Existing unionized hotels — six of the city’s 130 hotels — are exempt from certain requirements such as the expansion of health care.

“(I-124) addresses a pervasive issue for Seattle hotel housekeepers,” Weiner said. “They are down on their hands and knees scrubbing and lifting heavy loads. They also are very isolated on the job. These often are women, working alone with no coworkers and around strange men.”

In a recent survey of hotel workers, Weiner said, 50 percent of them said they’d been sexually harassed on the job, from men exposing themselves, to being solicited for sex and groped. Primarily, she said, the measure will raise the standards for the city’s most hidden and vulnerable workers.

And the carve-out?

“What it says is that if an employer wants to implement some provisions of the law on a different timetable or in a different way (than required in the measure), that employer must make sure that the employees vote on it in a democratic process, “ she explained, adding that it simply allows flexibility for employers to meet the new standards or negotiate ones that their workers like just as much.

Hogwash said representatives of the hotel industry. The legislation attempts to make it more expensive for a business to not unionize, explained Jillian Henze of the Washington Hospitality Association.

“If I have a staff and I now have to put additional money for health care, then in a way this collective bargaining agreement – going union – makes a portion of the legislation optional if (my hotel) goes union,” Henze said.

Critics of carve outs point toward Los Angeles where in 2014, the city council passed a measure to raise the hotel worker minimum wage to $15 an hour.

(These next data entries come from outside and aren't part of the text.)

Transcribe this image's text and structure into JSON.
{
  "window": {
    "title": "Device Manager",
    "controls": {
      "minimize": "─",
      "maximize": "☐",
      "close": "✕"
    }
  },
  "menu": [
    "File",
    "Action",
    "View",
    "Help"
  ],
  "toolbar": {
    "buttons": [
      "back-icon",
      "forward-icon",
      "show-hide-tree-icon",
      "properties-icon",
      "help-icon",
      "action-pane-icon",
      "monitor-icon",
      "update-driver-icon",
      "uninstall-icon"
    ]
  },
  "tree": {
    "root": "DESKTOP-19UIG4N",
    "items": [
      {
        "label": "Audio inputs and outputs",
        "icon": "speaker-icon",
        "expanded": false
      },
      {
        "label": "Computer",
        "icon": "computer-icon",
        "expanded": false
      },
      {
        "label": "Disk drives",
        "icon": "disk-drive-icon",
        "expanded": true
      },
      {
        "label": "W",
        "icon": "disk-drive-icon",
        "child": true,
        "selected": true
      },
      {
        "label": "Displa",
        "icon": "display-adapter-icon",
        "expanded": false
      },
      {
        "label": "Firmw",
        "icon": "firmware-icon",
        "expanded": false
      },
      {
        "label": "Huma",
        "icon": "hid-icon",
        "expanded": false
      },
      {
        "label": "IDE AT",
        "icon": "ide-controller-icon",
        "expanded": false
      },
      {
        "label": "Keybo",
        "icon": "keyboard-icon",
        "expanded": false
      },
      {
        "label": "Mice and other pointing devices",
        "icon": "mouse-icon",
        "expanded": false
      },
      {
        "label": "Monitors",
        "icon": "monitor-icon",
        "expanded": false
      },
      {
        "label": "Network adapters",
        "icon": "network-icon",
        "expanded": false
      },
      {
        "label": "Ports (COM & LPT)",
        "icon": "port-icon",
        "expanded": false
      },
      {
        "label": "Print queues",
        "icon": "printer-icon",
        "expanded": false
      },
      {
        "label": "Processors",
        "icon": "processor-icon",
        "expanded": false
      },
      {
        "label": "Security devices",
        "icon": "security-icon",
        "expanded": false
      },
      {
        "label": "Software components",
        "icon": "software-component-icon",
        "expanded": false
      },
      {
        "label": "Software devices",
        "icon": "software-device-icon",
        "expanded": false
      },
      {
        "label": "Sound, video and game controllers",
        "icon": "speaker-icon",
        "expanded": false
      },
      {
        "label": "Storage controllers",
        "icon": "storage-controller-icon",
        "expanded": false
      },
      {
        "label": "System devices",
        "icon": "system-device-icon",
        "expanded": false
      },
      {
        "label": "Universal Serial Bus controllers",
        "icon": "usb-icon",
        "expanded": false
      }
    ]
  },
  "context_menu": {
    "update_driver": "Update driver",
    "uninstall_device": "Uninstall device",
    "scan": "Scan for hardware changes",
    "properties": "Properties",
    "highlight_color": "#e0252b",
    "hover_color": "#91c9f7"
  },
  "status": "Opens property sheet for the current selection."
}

Little noticed by the hotel workers who backed it was a union carve-out that didn't require existing unionized hotels to meet the new pay standards.

The effect: In some cases unionized hotel workers ended up with lower pay rates than their nonunionized colleagues.

Weiner countered that if the legislative effort was designed to solely enhance union membership, why didn’t it happen in SeaTac which passed its minimum-wage ordinance three years ago? And besides, she added, why is it OK when business groups push for legislation to help their industries but it’s somehow nefarious when a union does?

“This is not unusual for whoever sponsors an initiative to write it in a way that hopefully will benefit their members,” Weiner said.